Acquisition of knowledge about obesity and postoperative complications. In this category, physicians and nurses provided explanations to the patients about the relationship between postoperative complications and obesity and incorporating diet management and exercise habits into one’s lifestyle. The following feedback from nurses reflects the words of patients and also suggests that the diet and exercise diary, changes in muscle mass, and HbA1c results improved motivation by demonstrating the effects of weight loss:
• From the day of receiving guidance, patients changed, so when they came for their follow-up 2 weeks later, I looked at the completed diary, and as expected, find that many patients had stopped snacking and were engaged in appropriate exercise.
• Being involved in helping patients prepare for surgery independently through diet, rather than leaving everything up to the doctor’s treatment, means that they can receive surgery safely, which makes the patients try hard to prepare for surgery, and the fact that they look forward to surgery with motivation.
Family support. Family support for preoperative weight loss was another supporting factor, and the subcategories were “participation in preoperative weight loss support at the request of the spouse” and “dietary management by the spouse.” The latter was performed by recording a diet and exercise diary and cooking at home. Nurses reported:
• Patients who lost weight were often those who had someone to provide support.
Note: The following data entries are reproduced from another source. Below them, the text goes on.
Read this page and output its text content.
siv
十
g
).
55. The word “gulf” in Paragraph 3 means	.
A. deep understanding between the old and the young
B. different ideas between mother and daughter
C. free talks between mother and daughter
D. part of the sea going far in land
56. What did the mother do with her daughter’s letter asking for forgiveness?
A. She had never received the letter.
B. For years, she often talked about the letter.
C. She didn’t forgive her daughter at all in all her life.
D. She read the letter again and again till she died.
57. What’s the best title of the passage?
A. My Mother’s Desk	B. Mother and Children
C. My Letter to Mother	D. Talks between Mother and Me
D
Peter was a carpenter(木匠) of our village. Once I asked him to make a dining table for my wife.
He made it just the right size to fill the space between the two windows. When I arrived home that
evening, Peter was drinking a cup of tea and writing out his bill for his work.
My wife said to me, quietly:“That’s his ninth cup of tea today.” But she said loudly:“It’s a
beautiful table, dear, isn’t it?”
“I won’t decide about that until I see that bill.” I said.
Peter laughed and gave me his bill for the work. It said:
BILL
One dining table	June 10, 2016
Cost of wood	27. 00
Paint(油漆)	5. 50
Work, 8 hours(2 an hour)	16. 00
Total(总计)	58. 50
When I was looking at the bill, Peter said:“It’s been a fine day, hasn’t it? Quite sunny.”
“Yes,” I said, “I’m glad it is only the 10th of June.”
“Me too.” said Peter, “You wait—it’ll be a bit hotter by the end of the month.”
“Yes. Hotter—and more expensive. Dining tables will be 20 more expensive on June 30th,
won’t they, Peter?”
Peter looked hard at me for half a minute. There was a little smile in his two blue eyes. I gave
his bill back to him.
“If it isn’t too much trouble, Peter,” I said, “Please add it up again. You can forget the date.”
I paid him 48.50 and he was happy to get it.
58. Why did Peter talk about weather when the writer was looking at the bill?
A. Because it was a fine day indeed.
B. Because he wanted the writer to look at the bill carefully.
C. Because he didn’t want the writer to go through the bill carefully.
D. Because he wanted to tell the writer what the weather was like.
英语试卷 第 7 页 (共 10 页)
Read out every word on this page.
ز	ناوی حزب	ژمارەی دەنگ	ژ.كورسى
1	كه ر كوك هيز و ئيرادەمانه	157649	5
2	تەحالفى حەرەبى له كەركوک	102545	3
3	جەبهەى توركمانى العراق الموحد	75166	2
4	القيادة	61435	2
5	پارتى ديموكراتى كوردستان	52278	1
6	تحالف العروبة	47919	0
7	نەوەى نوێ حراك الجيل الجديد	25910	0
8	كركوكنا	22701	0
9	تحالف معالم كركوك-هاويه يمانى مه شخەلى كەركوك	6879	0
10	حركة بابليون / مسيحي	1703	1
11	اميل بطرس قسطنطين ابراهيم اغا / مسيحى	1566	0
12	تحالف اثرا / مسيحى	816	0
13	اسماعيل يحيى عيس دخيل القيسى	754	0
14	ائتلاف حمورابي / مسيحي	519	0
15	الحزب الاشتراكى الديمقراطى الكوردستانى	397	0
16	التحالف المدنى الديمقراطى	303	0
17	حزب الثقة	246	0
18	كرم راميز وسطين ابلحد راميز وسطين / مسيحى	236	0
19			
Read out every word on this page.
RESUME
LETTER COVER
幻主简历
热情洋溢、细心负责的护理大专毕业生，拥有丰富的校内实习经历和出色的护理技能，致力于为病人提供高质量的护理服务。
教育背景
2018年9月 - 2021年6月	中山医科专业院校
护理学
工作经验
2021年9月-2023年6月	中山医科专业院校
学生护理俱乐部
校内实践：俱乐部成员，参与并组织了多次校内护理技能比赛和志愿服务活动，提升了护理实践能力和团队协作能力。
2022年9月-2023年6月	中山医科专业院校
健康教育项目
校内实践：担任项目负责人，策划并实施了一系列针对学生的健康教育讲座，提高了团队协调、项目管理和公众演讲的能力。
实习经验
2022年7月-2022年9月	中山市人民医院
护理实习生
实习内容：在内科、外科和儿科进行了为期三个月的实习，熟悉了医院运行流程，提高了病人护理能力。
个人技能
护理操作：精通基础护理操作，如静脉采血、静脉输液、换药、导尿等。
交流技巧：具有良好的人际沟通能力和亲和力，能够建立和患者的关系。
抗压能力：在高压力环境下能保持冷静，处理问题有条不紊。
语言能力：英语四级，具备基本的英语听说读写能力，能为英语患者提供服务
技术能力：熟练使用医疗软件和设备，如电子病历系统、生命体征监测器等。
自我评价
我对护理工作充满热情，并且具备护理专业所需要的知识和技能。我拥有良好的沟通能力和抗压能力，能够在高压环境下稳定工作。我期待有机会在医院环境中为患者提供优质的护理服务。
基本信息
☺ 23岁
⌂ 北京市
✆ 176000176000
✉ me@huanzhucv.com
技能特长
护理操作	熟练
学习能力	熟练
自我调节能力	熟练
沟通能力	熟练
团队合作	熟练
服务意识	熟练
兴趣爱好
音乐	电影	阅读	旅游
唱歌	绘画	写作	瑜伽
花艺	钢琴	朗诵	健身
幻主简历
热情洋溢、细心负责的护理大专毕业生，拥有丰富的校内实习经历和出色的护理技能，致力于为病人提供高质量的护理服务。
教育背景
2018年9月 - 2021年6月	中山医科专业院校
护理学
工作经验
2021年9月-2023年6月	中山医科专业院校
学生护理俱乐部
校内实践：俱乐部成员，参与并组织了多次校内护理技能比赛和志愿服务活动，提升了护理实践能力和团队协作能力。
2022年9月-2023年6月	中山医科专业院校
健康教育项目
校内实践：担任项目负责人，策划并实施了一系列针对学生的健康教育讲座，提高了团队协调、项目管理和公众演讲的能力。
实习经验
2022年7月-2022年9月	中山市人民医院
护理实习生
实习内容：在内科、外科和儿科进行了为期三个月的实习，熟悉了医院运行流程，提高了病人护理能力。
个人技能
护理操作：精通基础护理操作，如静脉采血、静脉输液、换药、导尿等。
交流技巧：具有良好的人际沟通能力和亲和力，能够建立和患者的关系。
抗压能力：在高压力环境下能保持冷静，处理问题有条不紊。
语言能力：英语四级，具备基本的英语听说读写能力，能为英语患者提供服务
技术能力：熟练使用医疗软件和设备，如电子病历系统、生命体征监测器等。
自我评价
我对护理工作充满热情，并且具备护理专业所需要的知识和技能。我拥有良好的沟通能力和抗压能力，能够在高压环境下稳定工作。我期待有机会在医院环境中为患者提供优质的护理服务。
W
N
Alleviation of knee and low back pain. Patients had “awareness of knee pain and low back pain” caused by obesity and experienced an increase in muscle mass from exercising with “pain relief from weight loss.” Therefore, they understood the importance of weight loss. The following reflects nurses’ recall of patient interactions:
• The patient understood, saying “My knees hurt” and “My lower back hurts,” and so “I have to lose more weight.”
• I said, “Just as they say, losing weight lowers the burden on my body.”